Alfalfa sprouts, Apples, Apricots (fresh), Bell peppers, Blackberries, Blueberries, Cabbage (red), Cantaloupe, Carrots (raw), Celery, Cherries (remove pit), Cilantro, Clover, Cranberries (fresh), Cucumbers, Grapefruit, Grapes, Honeydew melons, Nectarines, Oranges, Pea sprouts, Peaches (remove pit), Pears, Pineapple, Prunes, Pumpkin (raw), Radish, Raisins, Kelp, Strawberries, Watermelon, Wheat grass (pet grass), Yams (raw), Banana, Beet greens, Beets, Broccoli, Cauliflower, Corn, Kiwi, Parsley, Peas, Pomegranate, Potato, Raspberries, Rice, Rutabaga, Brussels sprouts, Star Fruit, Swiss Chard, and Tomato.

Red-footed tortoises should be offered fruit 2 times weekly as they will commonly eat fruit in the wild. This is different than tortoises from desert habitats who should be rarely fed fruit. Common fruits you can offer your tortoise include strawberry, apple, papaya and cactus fruit. Red-footed tortoises will eat animal protein in the wild and should be provided with a small amount of protein once weekly. Common protein items include boiled chicken, hard boiled eggs, pinky mice and live insects (small mealworms or dubia roaches) among others. It is important not to overfeed your tortoise with protein as too much protein can lead to shell deformities and kidney disease.

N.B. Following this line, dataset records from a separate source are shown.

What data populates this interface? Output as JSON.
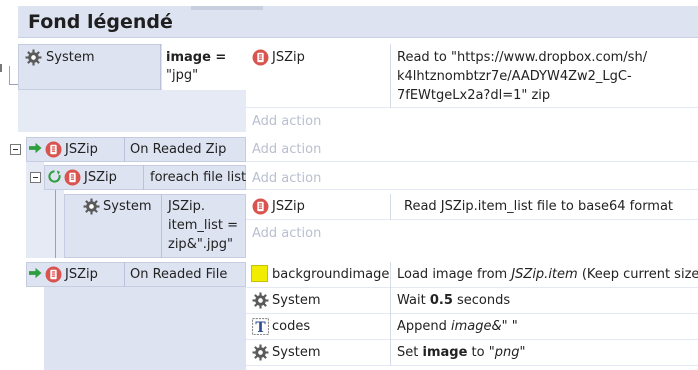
{
  "group": {
    "title": "Fond légendé"
  },
  "events": [
    {
      "id": "event1",
      "condition": {
        "object": "System",
        "icon": "gear-icon",
        "param_label": "image =",
        "param_value": "\"jpg\""
      },
      "actions": [
        {
          "object": "JSZip",
          "icon": "jszip-icon",
          "line1": "Read to \"https://www.dropbox.com/sh/",
          "line2": "k4lhtznombtzr7e/AADYW4Zw2_LgC-",
          "line3": "7fEWtgeLx2a?dl=1\" zip"
        }
      ],
      "add_action": "Add action"
    },
    {
      "id": "event2",
      "condition": {
        "object": "JSZip",
        "icon": "jszip-icon",
        "trigger_icon": "trigger-arrow-icon",
        "label": "On Readed Zip"
      },
      "add_action": "Add action"
    },
    {
      "id": "event3",
      "condition": {
        "object": "JSZip",
        "icon": "jszip-icon",
        "loop_icon": "loop-icon",
        "label": "foreach file list"
      },
      "add_action": "Add action"
    },
    {
      "id": "event4",
      "condition": {
        "object": "System",
        "icon": "gear-icon",
        "line1": "JSZip.",
        "line2": "item_list =",
        "line3": "zip&\".jpg\""
      },
      "actions": [
        {
          "object": "JSZip",
          "icon": "jszip-icon",
          "text": "Read JSZip.item_list  file to base64 format"
        }
      ],
      "add_action": "Add action"
    },
    {
      "id": "event5",
      "condition": {
        "object": "JSZip",
        "icon": "jszip-icon",
        "trigger_icon": "trigger-arrow-icon",
        "label": "On Readed File"
      },
      "actions": [
        {
          "object": "backgroundimage",
          "icon": "sprite-icon",
          "text_pre": "Load image from ",
          "text_ital": "JSZip.item",
          "text_post": " (Keep current size)"
        },
        {
          "object": "System",
          "icon": "gear-icon",
          "text_pre": "Wait ",
          "text_bold": "0.5",
          "text_post": " seconds"
        },
        {
          "object": "codes",
          "icon": "text-object-icon",
          "text_pre": "Append ",
          "text_ital": "image&\" \""
        },
        {
          "object": "System",
          "icon": "gear-icon",
          "text_pre": "Set ",
          "text_bold": "image",
          "text_mid": " to ",
          "text_ital": "\"png\""
        }
      ]
    }
  ],
  "colors": {
    "condition_bg": "#dde3f1",
    "add_action": "#b9bfcf",
    "jszip_red": "#d9534f",
    "sprite_yellow": "#f2ec00",
    "trigger_green": "#2e9e3e"
  }
}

You can also supplement your tortoise’s diet with pelleted foods such as Mazuri tortoise diet for Red-footed tortoises or Zoo Med Natural Forest Tortoise Food. Many tortoises do not initially want to eat pelleted diets. You can start to transition them to pelleted diets by mashing them in water and spreading it on their greens.

Water should always be available for your tortoise to drink. Water can easily be provided with a large soaking dish that your tortoise can enter and exit freely. 

Dietary Supplementation: Red-footed tortoises need their diet regularly supplemented with appropriate vitamins and minerals.  This is because captive reptile diets are often imbalanced, which can lead to serious health conditions such as metabolic bone disease. A calcium carbonate powder such as ReptiCal and a multivitamin such as Reptivite should be put on their food 2-3 times weekly. More information on nutritional supplementation is available here. 

BRUMATION

This species of tortoise does NOT brumate during the winter months like other tortoise species do as they are from a climate that remains warm year-round. Red-footed tortoises will typically slow down on eating and activity levels during cooler months but not enter a true brumation.

GENDERING YOUR RED-FOOTED TORTOISE

Red-footed tortoises are sexually dimorphic (males look different from females) making it easy to gender adult tortoises. They will typically reach sexual maturity when they are 6-8 years old and approximately 6 inches long. Captive tortoises often grow faster than wild tortoises due to increased access to food. Male Red-footed tortoises will typically be larger and more colorful than females. Males will have a prominent indent on their plastron (lower shell) while females will have a flat plastron. Male Red-footed tortoises will have a longer, muscular tail and wider anal scutes than females.